Posted: 23rd December 2020
Eileen Agar was an artist you could call a rebel, an innovator and a free spirit. Her painting, The Archer, is in the Ferens Collection.
Agar was a painter and photographer associated with the Surrealist movement. Surrealism was a twentieth-century literary, philosophical and artistic movement. Its members explored the working of the mind, championing the irrational, the poetic and the revolutionary.
Agar started her life growing up in Buenos Aires, the daughter of an American and a Scot. In 1911, Agar moved to London with her family. In her memoir, Agar described her childhood as being “full of balloons, hoops and St Bernard dogs”.
In 1914, with the onset of World War One, Agar was sent to boarding school. During her studies she recounted that she found herself “where art was a valued part of daily life”. This led to her later studying at the Slade School of Fine Art in London where she was accompanied by other well-known artists, including her first husband Robin Bartlett.
However, it was not to last. In 1926, Agar met the Hungarian writer Joseph Bard. Rebelling against her privileged upbringing, she left her husband and ran away to Paris. It was in Paris where she met the Surrealists André Breton and Paul Éluard. It was only two years later in 1933, that Agar was given her first solo show at London’s Bloomsbury Gallery.
In the 1930s Agar was a leading British exponent of Surrealism, although she remained distinct from the political and theoretical aspects of the movement.
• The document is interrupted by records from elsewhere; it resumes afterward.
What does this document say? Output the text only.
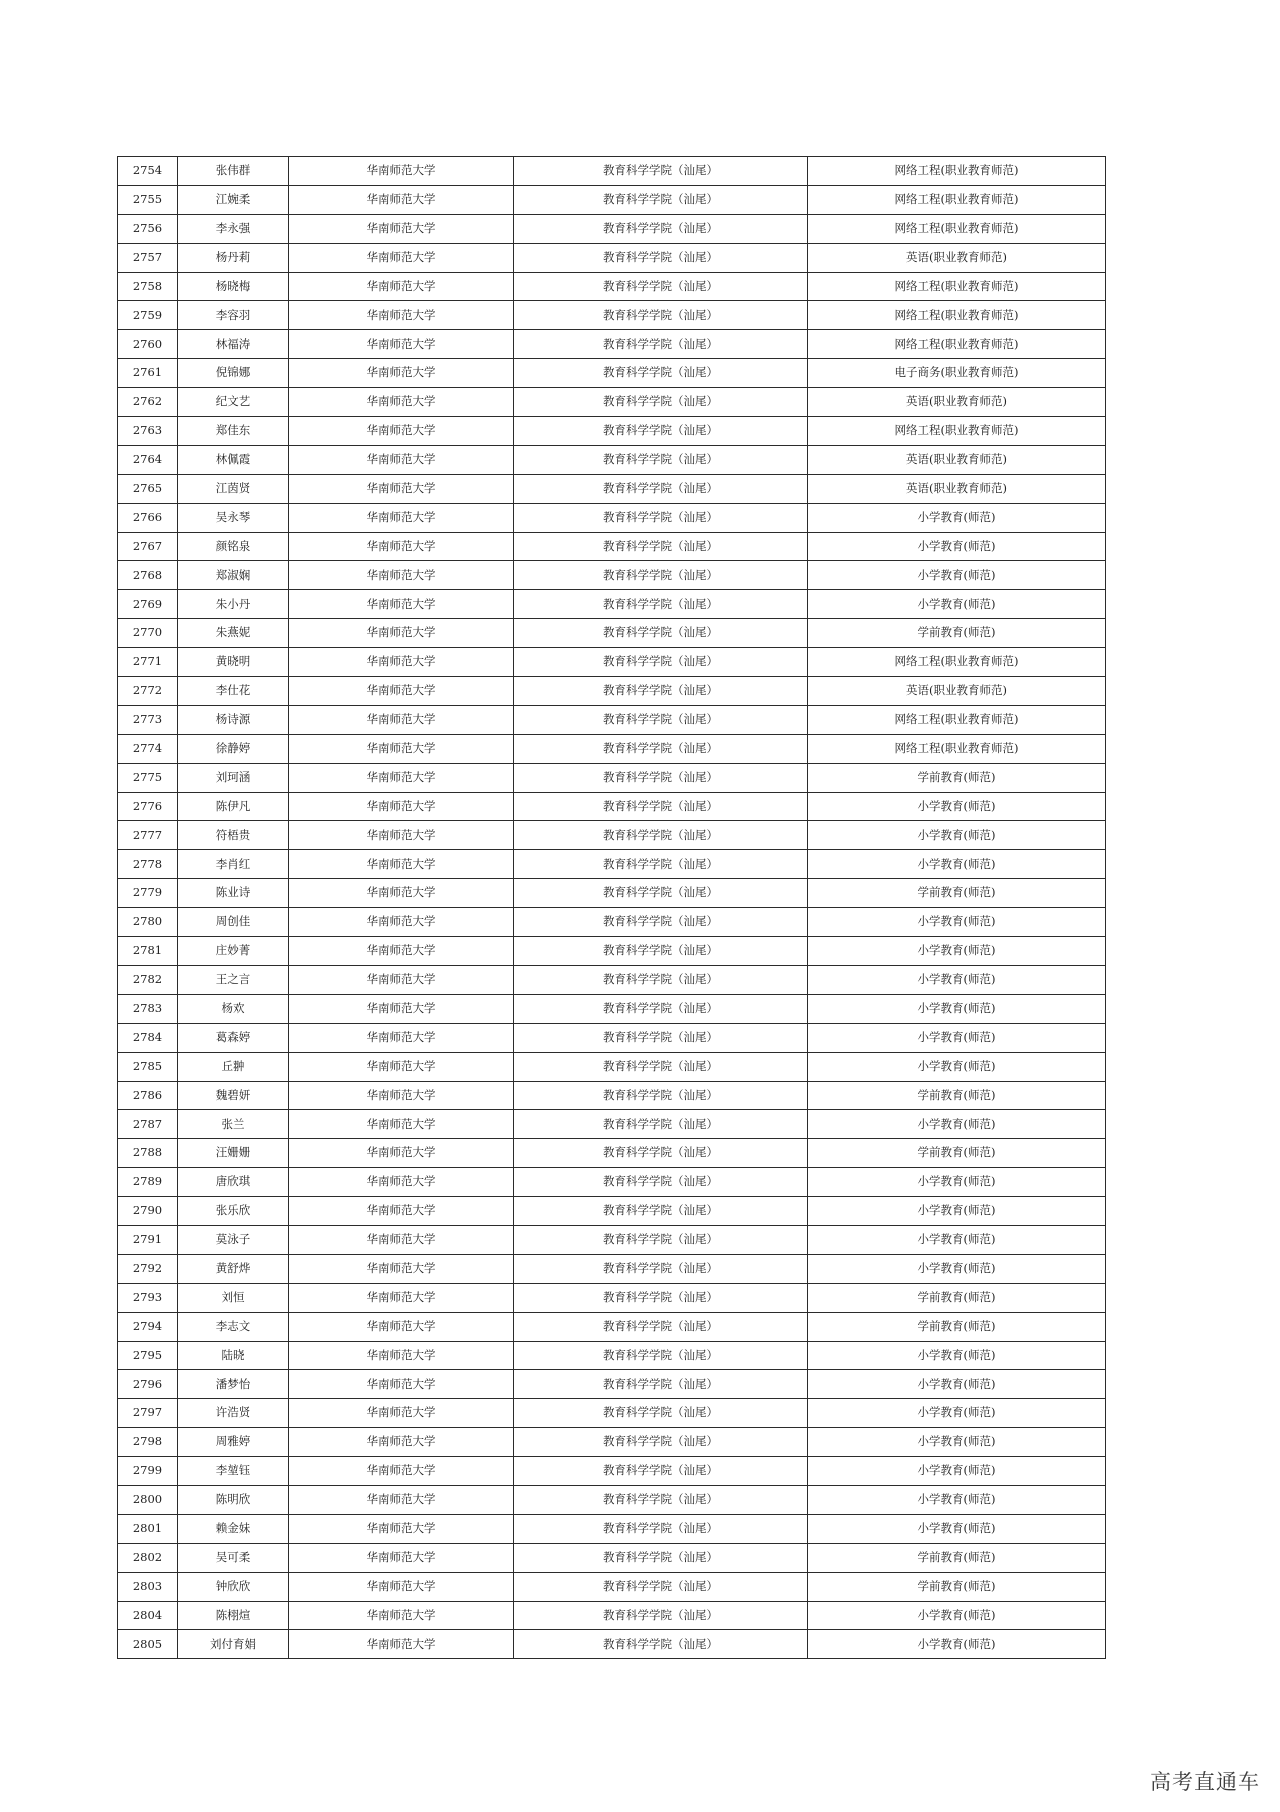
2754	张伟群	华南师范大学	教育科学学院（汕尾）	网络工程(职业教育师范)
2755	江婉柔	华南师范大学	教育科学学院（汕尾）	网络工程(职业教育师范)
2756	李永强	华南师范大学	教育科学学院（汕尾）	网络工程(职业教育师范)
2757	杨丹莉	华南师范大学	教育科学学院（汕尾）	英语(职业教育师范)
2758	杨晓梅	华南师范大学	教育科学学院（汕尾）	网络工程(职业教育师范)
2759	李容羽	华南师范大学	教育科学学院（汕尾）	网络工程(职业教育师范)
2760	林福涛	华南师范大学	教育科学学院（汕尾）	网络工程(职业教育师范)
2761	倪锦娜	华南师范大学	教育科学学院（汕尾）	电子商务(职业教育师范)
2762	纪文艺	华南师范大学	教育科学学院（汕尾）	英语(职业教育师范)
2763	郑佳东	华南师范大学	教育科学学院（汕尾）	网络工程(职业教育师范)
2764	林佩霞	华南师范大学	教育科学学院（汕尾）	英语(职业教育师范)
2765	江茵贤	华南师范大学	教育科学学院（汕尾）	英语(职业教育师范)
2766	吴永琴	华南师范大学	教育科学学院（汕尾）	小学教育(师范)
2767	颜铭泉	华南师范大学	教育科学学院（汕尾）	小学教育(师范)
2768	郑淑娴	华南师范大学	教育科学学院（汕尾）	小学教育(师范)
2769	朱小丹	华南师范大学	教育科学学院（汕尾）	小学教育(师范)
2770	朱燕妮	华南师范大学	教育科学学院（汕尾）	学前教育(师范)
2771	黄晓明	华南师范大学	教育科学学院（汕尾）	网络工程(职业教育师范)
2772	李仕花	华南师范大学	教育科学学院（汕尾）	英语(职业教育师范)
2773	杨诗源	华南师范大学	教育科学学院（汕尾）	网络工程(职业教育师范)
2774	徐静婷	华南师范大学	教育科学学院（汕尾）	网络工程(职业教育师范)
2775	刘珂涵	华南师范大学	教育科学学院（汕尾）	学前教育(师范)
2776	陈伊凡	华南师范大学	教育科学学院（汕尾）	小学教育(师范)
2777	符梧贵	华南师范大学	教育科学学院（汕尾）	小学教育(师范)
2778	李肖红	华南师范大学	教育科学学院（汕尾）	小学教育(师范)
2779	陈业诗	华南师范大学	教育科学学院（汕尾）	学前教育(师范)
2780	周创佳	华南师范大学	教育科学学院（汕尾）	小学教育(师范)
2781	庄妙菁	华南师范大学	教育科学学院（汕尾）	小学教育(师范)
2782	王之言	华南师范大学	教育科学学院（汕尾）	小学教育(师范)
2783	杨欢	华南师范大学	教育科学学院（汕尾）	小学教育(师范)
2784	葛森婷	华南师范大学	教育科学学院（汕尾）	小学教育(师范)
2785	丘翀	华南师范大学	教育科学学院（汕尾）	小学教育(师范)
2786	魏碧妍	华南师范大学	教育科学学院（汕尾）	学前教育(师范)
2787	张兰	华南师范大学	教育科学学院（汕尾）	小学教育(师范)
2788	汪姗姗	华南师范大学	教育科学学院（汕尾）	学前教育(师范)
2789	唐欣琪	华南师范大学	教育科学学院（汕尾）	小学教育(师范)
2790	张乐欣	华南师范大学	教育科学学院（汕尾）	小学教育(师范)
2791	莫泳子	华南师范大学	教育科学学院（汕尾）	小学教育(师范)
2792	黄舒烨	华南师范大学	教育科学学院（汕尾）	小学教育(师范)
2793	刘恒	华南师范大学	教育科学学院（汕尾）	学前教育(师范)
2794	李志文	华南师范大学	教育科学学院（汕尾）	学前教育(师范)
2795	陆晓	华南师范大学	教育科学学院（汕尾）	小学教育(师范)
2796	潘梦怡	华南师范大学	教育科学学院（汕尾）	小学教育(师范)
2797	许浩贤	华南师范大学	教育科学学院（汕尾）	小学教育(师范)
2798	周雅婷	华南师范大学	教育科学学院（汕尾）	小学教育(师范)
2799	李堃钰	华南师范大学	教育科学学院（汕尾）	小学教育(师范)
2800	陈明欣	华南师范大学	教育科学学院（汕尾）	小学教育(师范)
2801	赖金妹	华南师范大学	教育科学学院（汕尾）	小学教育(师范)
2802	吴可柔	华南师范大学	教育科学学院（汕尾）	学前教育(师范)
2803	钟欣欣	华南师范大学	教育科学学院（汕尾）	学前教育(师范)
2804	陈栩煊	华南师范大学	教育科学学院（汕尾）	小学教育(师范)
2805	刘付育娟	华南师范大学	教育科学学院（汕尾）	小学教育(师范)
高考直通车
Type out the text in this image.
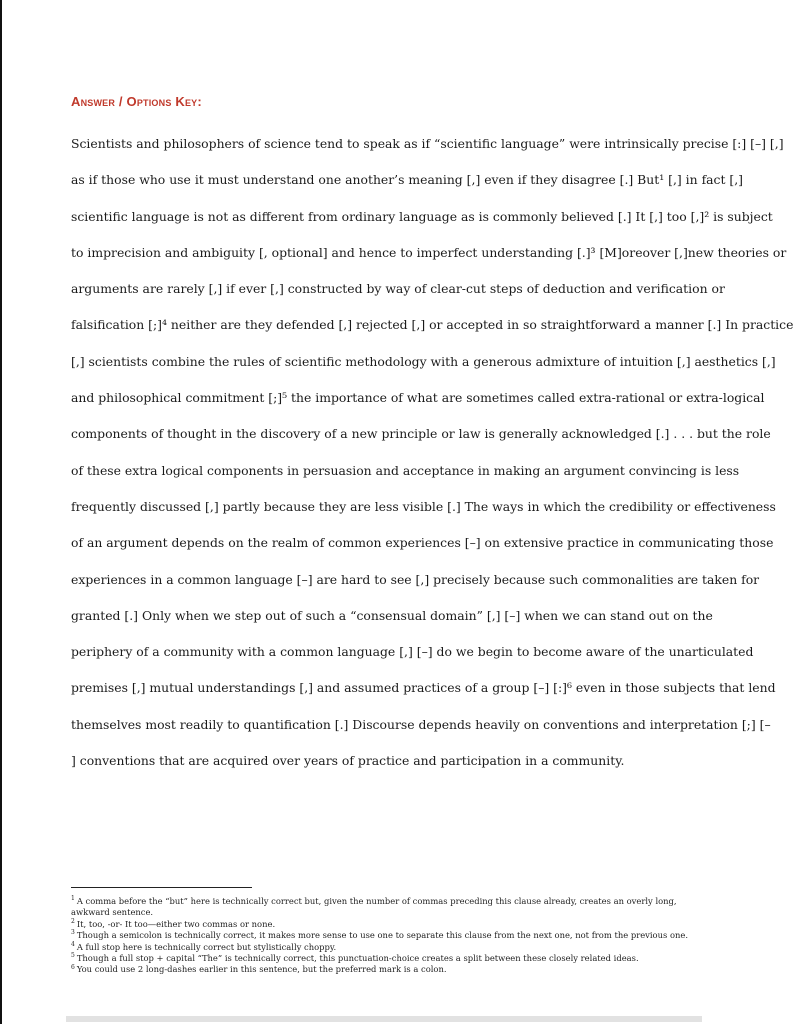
Answer / Options Key:
Scientists and philosophers of science tend to speak as if “scientific language” were intrinsically precise [:] [–] [,]
as if those who use it must understand one another’s meaning [,] even if they disagree [.] But¹ [,] in fact [,]
scientific language is not as different from ordinary language as is commonly believed [.] It [,] too [,]² is subject
to imprecision and ambiguity [, optional] and hence to imperfect understanding [.]³ [M]oreover [,]new theories or
arguments are rarely [,] if ever [,] constructed by way of clear-cut steps of deduction and verification or
falsification [;]⁴ neither are they defended [,] rejected [,] or accepted in so straightforward a manner [.] In practice
[,] scientists combine the rules of scientific methodology with a generous admixture of intuition [,] aesthetics [,]
and philosophical commitment [;]⁵ the importance of what are sometimes called extra-rational or extra-logical
components of thought in the discovery of a new principle or law is generally acknowledged [.] . . . but the role
of these extra logical components in persuasion and acceptance in making an argument convincing is less
frequently discussed [,] partly because they are less visible [.] The ways in which the credibility or effectiveness
of an argument depends on the realm of common experiences [–] on extensive practice in communicating those
experiences in a common language [–] are hard to see [,] precisely because such commonalities are taken for
granted [.] Only when we step out of such a “consensual domain” [,] [–] when we can stand out on the
periphery of a community with a common language [,] [–] do we begin to become aware of the unarticulated
premises [,] mutual understandings [,] and assumed practices of a group [–] [:]⁶ even in those subjects that lend
themselves most readily to quantification [.] Discourse depends heavily on conventions and interpretation [;] [–
] conventions that are acquired over years of practice and participation in a community.
$^1$ A comma before the “but” here is technically correct but, given the number of commas preceding this clause already, creates an overly long, awkward sentence.
$^2$ It, too, -or- It too—either two commas or none.
$^3$ Though a semicolon is technically correct, it makes more sense to use one to separate this clause from the next one, not from the previous one.
$^4$ A full stop here is technically correct but stylistically choppy.
$^5$ Though a full stop + capital “The” is technically correct, this punctuation-choice creates a split between these closely related ideas.
$^6$ You could use 2 long-dashes earlier in this sentence, but the preferred mark is a colon.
Her work was selected by Roland Penrose and Herbert Reed where she was the only professional British female artist who exhibited at the 1936 International Surrealist Exhibition in London.
Throughout her career Agar used mixed media with collages, paintings, objects and photographs. I was drawn to Agar’s acrylic painting The Archer from the Ferens Collection. This modest study was made later in her career and retains a Surrealist mood in terms of its imaginative combination of semi-abstract imagery with an other-worldly palette. The canvas shows an abstract image on the theme of an archer. It has a large black silhouette surrounding an amorphous white figure. The arrangement of the limbs suggests the figure drawing a bow from a standing position.
Created in 1967, this was a period where Agar was experimenting with acrylics and enjoyed trying out new pigments and colour combinations. The Archer, shows just that of a multi-coloured painting. With a marine blue background, the striking white figure is filled with textured green, yellow, orange and light blue flowers.
Agar described surrealism as the ‘magical intertwining of reason and imagination’. This is why I was drawn to her painting. The Archer breaks free from the traditional forms, lines and depiction of life. It draws you in, and your eyes follow the winding shapes around the canvas. Perhaps now, in a time where art and creativity is important for our wellbeing, an artwork like this is stimulating for the mind.